Philadelphia Phillies – No. 9
- Infielder / Coach
- Born: September 4, 1965 (age 60) Laurel, Mississippi, U.S.
- Bats: RightThrows: Right
- Stats at Baseball Reference

Teams
- Baltimore Orioles (2011–2018); Philadelphia Phillies (2019, 2022–present); San Diego Padres (2020–2021);

= Bobby Dickerson =

American baseball coach (born 1965)

Robert Dale Dickerson (born September 4, 1965) is an American professional baseball player and coach. Dickerson played for the Yankees' and Orioles' minor league affiliates from 1987 through 1993. He is the infield coach for the Philadelphia Phillies of Major League Baseball (MLB).

==Playing career==
Dickerson was born in Laurel, Mississippi. He was drafted by the New York Yankees in the 23rd round of the 1987 Major League Baseball draft out of Nicholls State University in Louisiana. He obtained his Nicholls State diploma in 2018.

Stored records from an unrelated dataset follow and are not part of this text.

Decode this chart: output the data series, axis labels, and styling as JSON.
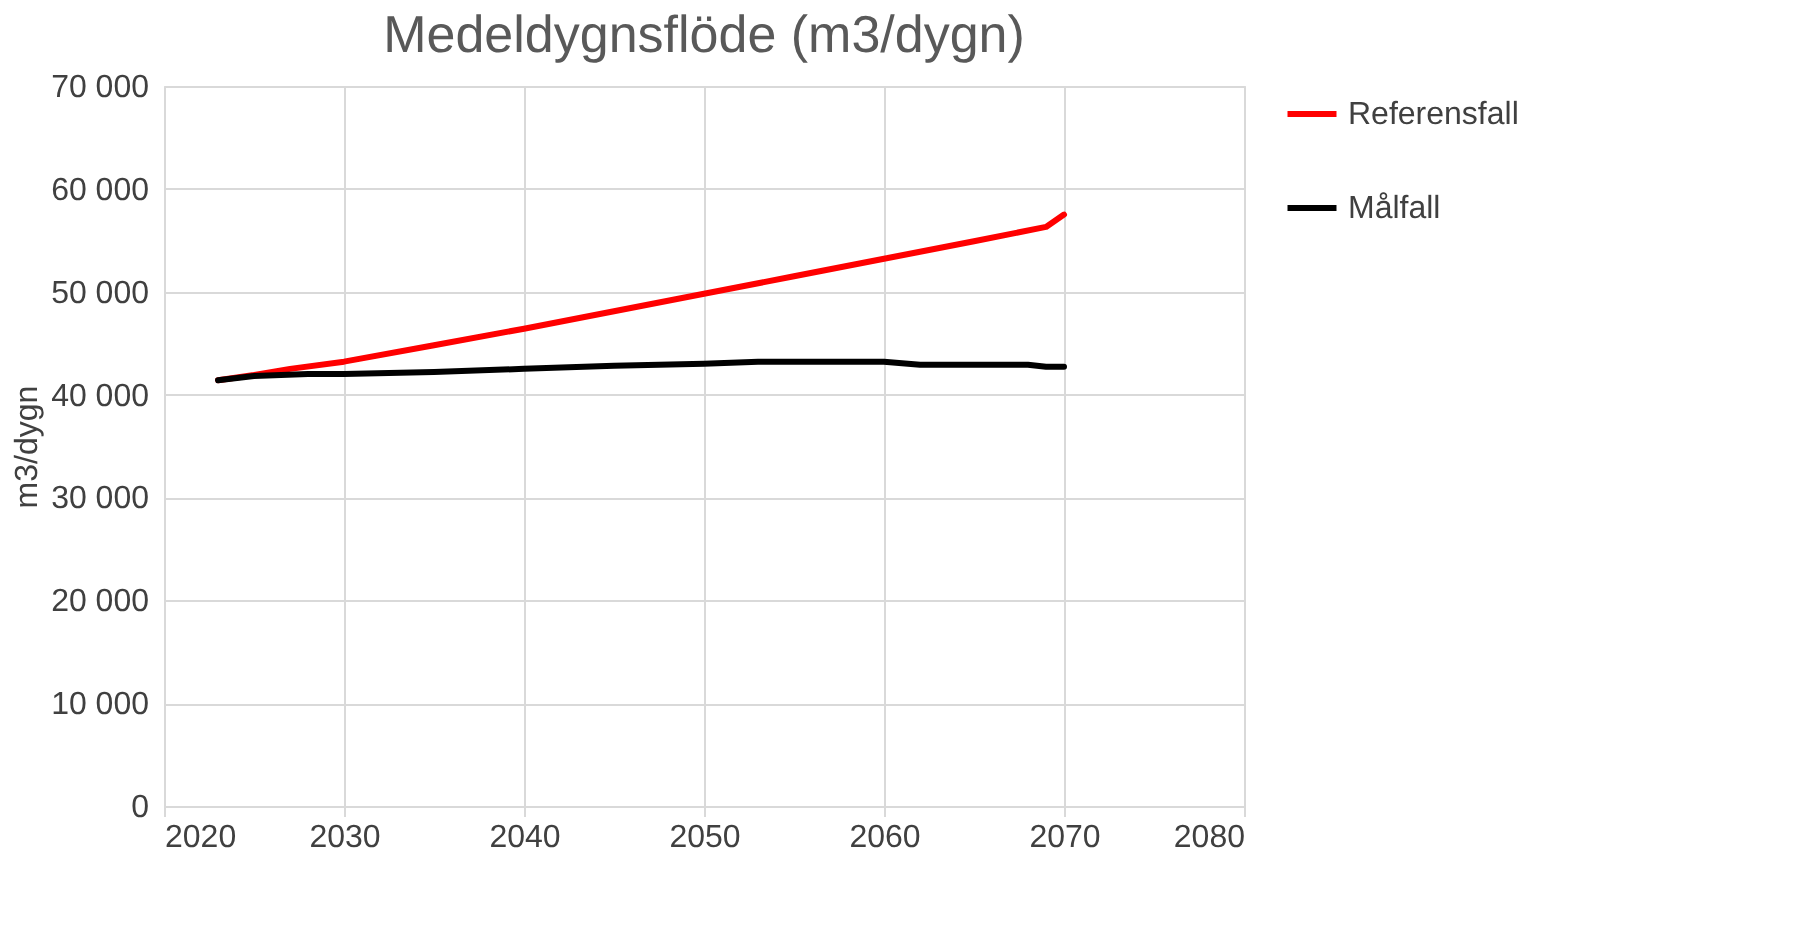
{
  "chart_data": {
    "type": "line",
    "title": "Medeldygnsflöde  (m3/dygn)",
    "ylabel": "m3/dygn",
    "xlim": [
      2020,
      2080
    ],
    "xticks": [
      2020,
      2030,
      2040,
      2050,
      2060,
      2070,
      2080
    ],
    "ylim": [
      0,
      70000
    ],
    "yticks": [
      0,
      {
        "value": 10000,
        "label": "10 000"
      },
      {
        "value": 20000,
        "label": "20 000"
      },
      {
        "value": 30000,
        "label": "30 000"
      },
      {
        "value": 40000,
        "label": "40 000"
      },
      {
        "value": 50000,
        "label": "50 000"
      },
      {
        "value": 60000,
        "label": "60 000"
      },
      {
        "value": 70000,
        "label": "70 000"
      }
    ],
    "grid": true,
    "legend": "right",
    "marker": "none",
    "line_style": "solid",
    "series": [
      {
        "name": "Referensfall",
        "color": "#ff0000",
        "x": [
          2023,
          2025,
          2027,
          2030,
          2035,
          2040,
          2045,
          2050,
          2055,
          2060,
          2065,
          2069,
          2070
        ],
        "values": [
          41400,
          41900,
          42500,
          43200,
          44800,
          46400,
          48100,
          49800,
          51500,
          53200,
          54900,
          56300,
          57500
        ]
      },
      {
        "name": "Målfall",
        "color": "#000000",
        "x": [
          2023,
          2025,
          2028,
          2030,
          2035,
          2040,
          2045,
          2050,
          2053,
          2055,
          2060,
          2062,
          2068,
          2069,
          2070
        ],
        "values": [
          41400,
          41800,
          42000,
          42000,
          42200,
          42500,
          42800,
          43000,
          43200,
          43200,
          43200,
          42900,
          42900,
          42700,
          42700
        ]
      }
    ]
  }
}
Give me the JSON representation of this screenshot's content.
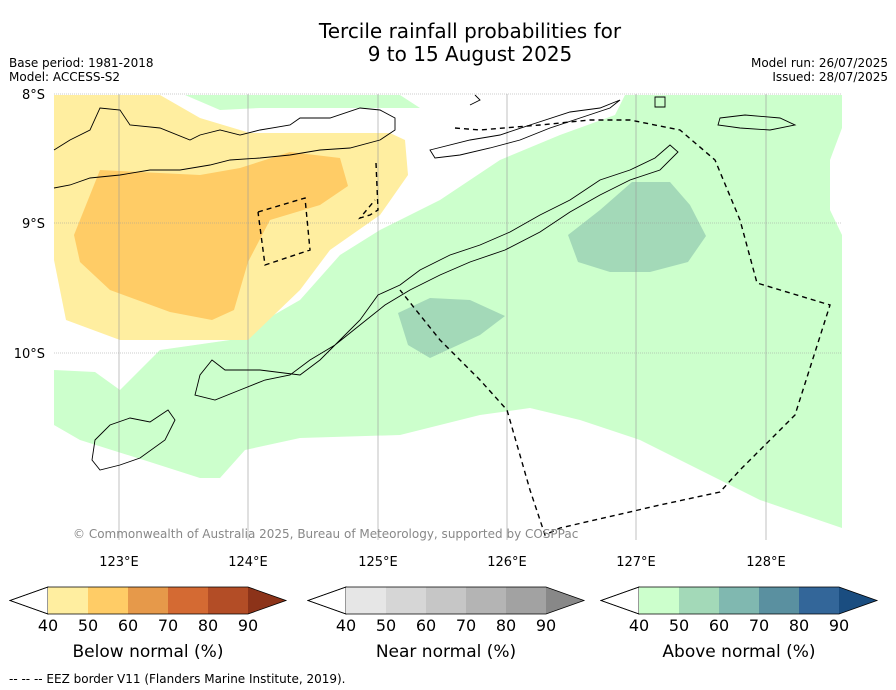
{
  "title": {
    "line1": "Tercile rainfall probabilities for",
    "line2": "9 to 15 August 2025"
  },
  "meta": {
    "base_period": "Base period: 1981-2018",
    "model": "Model: ACCESS-S2",
    "model_run": "Model run: 26/07/2025",
    "issued": "Issued: 28/07/2025"
  },
  "map": {
    "lat_labels": [
      "8°S",
      "9°S",
      "10°S"
    ],
    "lon_labels": [
      "123°E",
      "124°E",
      "125°E",
      "126°E",
      "127°E",
      "128°E"
    ],
    "copyright": "© Commonwealth of Australia 2025, Bureau of Meteorology, supported by COSPPac"
  },
  "colorbars": [
    {
      "label": "Below normal (%)",
      "ticks": [
        "40",
        "50",
        "60",
        "70",
        "80",
        "90"
      ],
      "colors": [
        "#ffeea0",
        "#ffcc66",
        "#e6994a",
        "#d46a33",
        "#b34d26",
        "#8c3319"
      ]
    },
    {
      "label": "Near normal (%)",
      "ticks": [
        "40",
        "50",
        "60",
        "70",
        "80",
        "90"
      ],
      "colors": [
        "#e6e6e6",
        "#d6d6d6",
        "#c6c6c6",
        "#b4b4b4",
        "#a2a2a2",
        "#888888"
      ]
    },
    {
      "label": "Above normal (%)",
      "ticks": [
        "40",
        "50",
        "60",
        "70",
        "80",
        "90"
      ],
      "colors": [
        "#ccffcc",
        "#a3d9b8",
        "#80b8b0",
        "#5a90a0",
        "#336699",
        "#1a4d80"
      ]
    }
  ],
  "footer": "--  --  -- EEZ border V11 (Flanders Marine Institute, 2019)."
}
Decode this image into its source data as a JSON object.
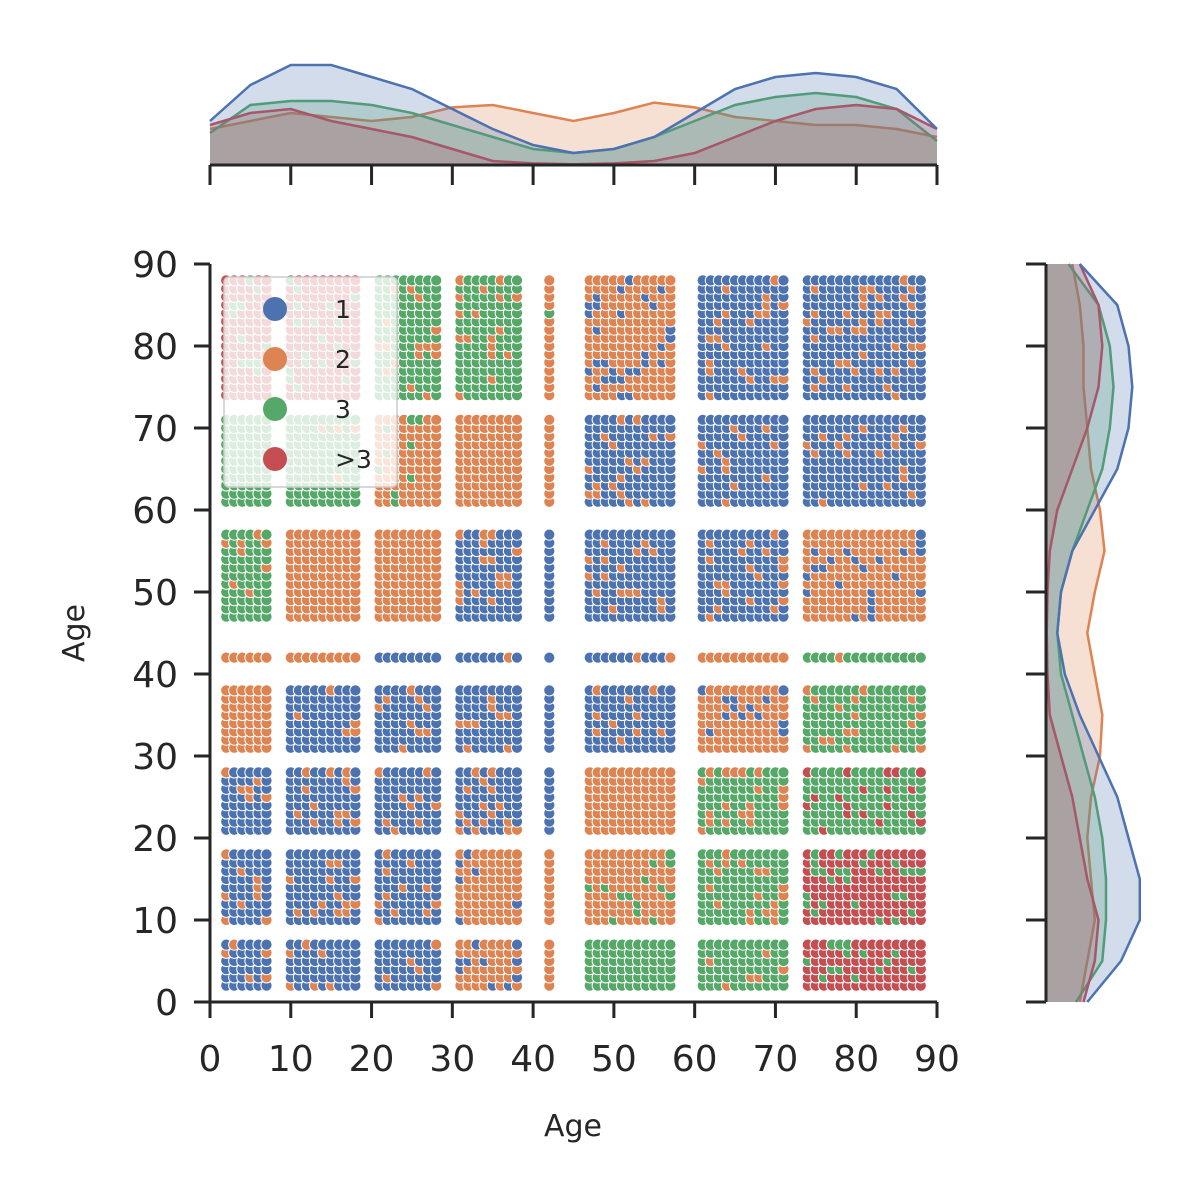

Dickerson played for the Yankees' and Orioles' minor league affiliates from 1987 through 1993. He played 207 games at shortstop, 144 games at second base, 58 games at third base, and 15 games at first base.

==Managing and coaching career==
Dickerson managed the Bluefield (A) Orioles from 1996-97, and was the Baltimore Orioles' minor league infield instructor from 1994-97.

From 1998–99, Dickerson was the infield instructor for the Arizona Diamondbacks. In 2000, Dickerson managed the Diamondbacks' single-A team.

He managed Chicago's double-A affiliate the West Tenn Diamond Jaxx from 2002–05. Dickerson spent 2006-08 as an infield and bunting coordinator in the Cubs system. In 2006, Dickerson served as interim manager of the Iowa Cubs when Mike Quade was promoted to Chicago to coach third base. That year, the Cubs posted a 6–5 record under Dickerson. In 2009 he became Iowa's 15th manager since their affiliation with the Cubs began in 1981.

In 2010 he served as the Orioles Minor League Infield Coordinator/Latin America Field Coordinator in the Dominican Republic, and the Norfolk Tides interim manager. Dickerson took over as Orioles bullpen coach on August 15, 2011. On December 13, 2012, he was named the Orioles' third base coach.

In January 2019, the Philadelphia Phillies hired him to be their infield coach.

On December 5, 2019, Dickerson was named the bench coach for the San Diego Padres. After the retirement of Glenn Hoffman, Dickerson also assumed the role of third base coach, in addition to his duties as bench coach, for the Padres during the 2021 season.

On October 25, 2021, the Phillies hired Dickerson as their infield coach.